On imagine une autoroute de l’information, terme popularisé par Al Gore, candidat malheureux aux élections présidentielles de 2000. La même année, l’économiste ultra-libéral George Gilder publie son livre Telecosm: how infinite bandwidth will revolutionize our world. L’avenir paraît tracé même s’il n’y a pas encore de demande finale. On construit de la fibre longue distance à coup de dette: Worldcom, Global Crossing, Level 3, même les opérateurs téléphoniques traditionnels. Il suffît d’avoir un projet de fibre pour que les capitaux affluent. De nombreuses start up attirent également les capitaux avec un business plan et quelques serveurs (cela fait plus sérieux). Sun Microsystems voit ses ventes s’envoler. Le retour est d’autant plus brutal que les sociétés ont eu recours à l’endettement pour financer les infrastructures. Worldcom fait une faillite retentissante en 2002 laissant $40 milliards de dette orchestrées par les banques d’investissement (Salomon Smith Barney en premier) et détenues en grande partie par les fonds de pension.
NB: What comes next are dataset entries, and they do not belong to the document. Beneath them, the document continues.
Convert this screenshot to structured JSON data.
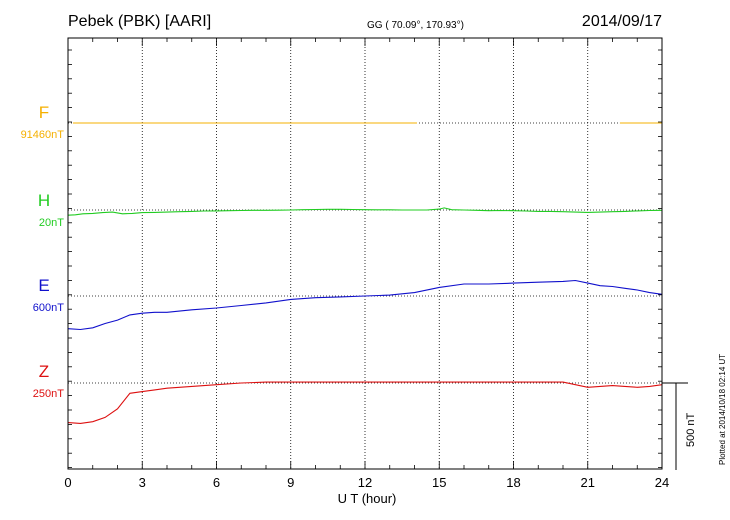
{
  "header": {
    "title": "Pebek (PBK)  [AARI]",
    "coords": "GG ( 70.09°, 170.93°)",
    "date": "2014/09/17"
  },
  "footer_note": "Plotted at 2014/10/18 02:14 UT",
  "colors": {
    "F": "#f5b000",
    "H": "#22cc22",
    "E": "#1010cc",
    "Z": "#dd1010",
    "grid": "#000000"
  },
  "chart_data": {
    "type": "line",
    "xlabel": "U T (hour)",
    "xlim": [
      0,
      24
    ],
    "xticks": [
      0,
      3,
      6,
      9,
      12,
      15,
      18,
      21,
      24
    ],
    "xtick_labels": [
      "0",
      "3",
      "6",
      "9",
      "12",
      "15",
      "18",
      "21",
      "24"
    ],
    "scale_bar_label": "500 nT",
    "scale_bar_nT": 500,
    "series": [
      {
        "name": "F",
        "baseline_label": "91460nT",
        "x": [
          0.2,
          1,
          2,
          3,
          4,
          5,
          6,
          7,
          8,
          9,
          10,
          11,
          12,
          13,
          14.1
        ],
        "y": [
          0,
          0,
          0,
          0,
          0,
          0,
          0,
          0,
          0,
          0,
          0,
          0,
          0,
          0,
          0
        ],
        "x2": [
          22.3,
          23,
          24
        ],
        "y2": [
          0,
          0,
          0
        ]
      },
      {
        "name": "H",
        "baseline_label": "20nT",
        "x": [
          0,
          0.3,
          0.6,
          1,
          1.4,
          1.8,
          2.2,
          2.6,
          3,
          3.5,
          4,
          4.5,
          5,
          5.5,
          6,
          6.5,
          7,
          7.5,
          8,
          8.5,
          9,
          9.5,
          10,
          10.5,
          11,
          11.5,
          12,
          12.5,
          13,
          13.5,
          14,
          14.5,
          15,
          15.2,
          15.5,
          16,
          16.5,
          17,
          17.5,
          18,
          18.5,
          19,
          19.5,
          20,
          20.5,
          21,
          21.5,
          22,
          22.5,
          23,
          23.5,
          24
        ],
        "y": [
          -30,
          -28,
          -22,
          -20,
          -15,
          -12,
          -22,
          -20,
          -15,
          -14,
          -12,
          -10,
          -8,
          -6,
          -5,
          -4,
          -3,
          -2,
          -2,
          -1,
          0,
          2,
          3,
          4,
          4,
          3,
          2,
          1,
          1,
          0,
          0,
          0,
          5,
          12,
          2,
          0,
          -2,
          -4,
          -3,
          -4,
          -6,
          -8,
          -8,
          -10,
          -12,
          -14,
          -12,
          -10,
          -8,
          -5,
          -3,
          -2
        ]
      },
      {
        "name": "E",
        "baseline_label": "600nT",
        "x": [
          0,
          0.5,
          1,
          1.5,
          2,
          2.5,
          3,
          3.5,
          4,
          5,
          6,
          7,
          8,
          9,
          10,
          11,
          12,
          13,
          14,
          15,
          16,
          17,
          18,
          19,
          20,
          20.5,
          21,
          21.5,
          22,
          22.5,
          23,
          23.5,
          24
        ],
        "y": [
          -190,
          -195,
          -185,
          -160,
          -140,
          -110,
          -100,
          -95,
          -95,
          -80,
          -70,
          -55,
          -40,
          -20,
          -10,
          -5,
          0,
          5,
          20,
          50,
          70,
          70,
          75,
          80,
          85,
          90,
          75,
          60,
          55,
          45,
          35,
          20,
          10
        ]
      },
      {
        "name": "Z",
        "baseline_label": "250nT",
        "x": [
          0,
          0.5,
          1,
          1.5,
          2,
          2.5,
          3,
          3.5,
          4,
          5,
          6,
          7,
          8,
          9,
          10,
          11,
          12,
          13,
          14,
          15,
          16,
          17,
          18,
          19,
          20,
          20.5,
          21,
          21.5,
          22,
          22.5,
          23,
          23.5,
          24
        ],
        "y": [
          -230,
          -235,
          -225,
          -200,
          -150,
          -60,
          -50,
          -40,
          -30,
          -20,
          -10,
          0,
          5,
          5,
          5,
          5,
          5,
          5,
          5,
          5,
          5,
          5,
          5,
          5,
          5,
          -10,
          -25,
          -20,
          -15,
          -20,
          -25,
          -20,
          -10
        ]
      }
    ]
  }
}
Les actifs se vendent à l’encan qu’ils soient câbles ou serveurs.
L’internet s’est finalement construit sur des applications concrètes s’adaptant aux contraintes techniques (faiblesse de la bande passante), en rapport lointain avec l’autoroute tant vanté: Craiglist, eBay, Google, Yahoo, PayPal, puis Facebook, l’iPhone, etc. En revanche les sociétés qui ont voulu construire l’autoroute de l’information ont été au cœur de la tourmente, faute de modèle économique viable. La première société à réellement exploiter la bande passante fut YouTube, fondée en 2005 (5 ans après le krach). La contrainte technique avait sauté (bande passante de 2 mb/s minimum) du fait notamment de la fibre posée pendant la bulle mais il fallait du temps pour qu’un modèle économique adapté à l’autoroute de l’information se mette en place. Netflix lui a proposé son service de streaming en 2007, 7 ans après le krach. Netflix et YouTube à eux deux génèrent 50% aujourd’hui du trafic internet ! Il faut un délai entre la libération des contraintes techniques et la création de produits qui s’y adaptent.
Contraintes techniques du Metaverse
Or les contraintes techniques du Metaverse sont colossales:
Il n’y a pas de standard 3D comme il y en a pour l’internet 2D (TCP/IP pour le transport de bits d’ordinateur à ordinateur, Jpeg pour les photos, http pour les sites internet, STMP pour les mails, RSS pour l’audio, etc.) Le 3D cherche ses standards dans la compétition logique entre acteurs privés (engins de jeux, WebGPU, WebRX…), chacun cherchant à ramener la couverture à lui. L’armée n’est pas là pour mettre les protagonistes d’accord…et permettre l’effet de levier sans précédent de l’internet grâce à l’acceptation de standards communs. L’interopérabilité des mondes virtuels est entièrement à construire. Un bien virtuel vaudra beaucoup plus cher s’il est accepté sur plusieurs plates-formes. Aujourd’hui, chaque construction 3D est propriétaire. Le monde Roblox est incompatible avec le monde Fortnite. Les biens digitaux échangés ayant une faible valeur unitaire, l’impact est faible mais il limite l’intérêt économique du monde virtuel. Les coûts sont là mais l’effet de levier n’y est pas…C’est pourquoi, Meta veut construire les passerelles entre les différents mondes virtuels, en open source, estimant que c’est la partie la plus intéressante du métavers, celle qui permettra son émergence. Ces passerelles seront son OS comme Android l’est pour Google: ouvert mais avec une dose propriétaire. Pour imposer un standard, la méthode classique est de subventionner (en l’occurrence développeurs et utilisateurs), d’où les fortes pertes de Meta dans sa division Reality Labs. Cette stratégie rappelle celle d’Uber avant son introduction en bourse. La différence est que Meta est coté…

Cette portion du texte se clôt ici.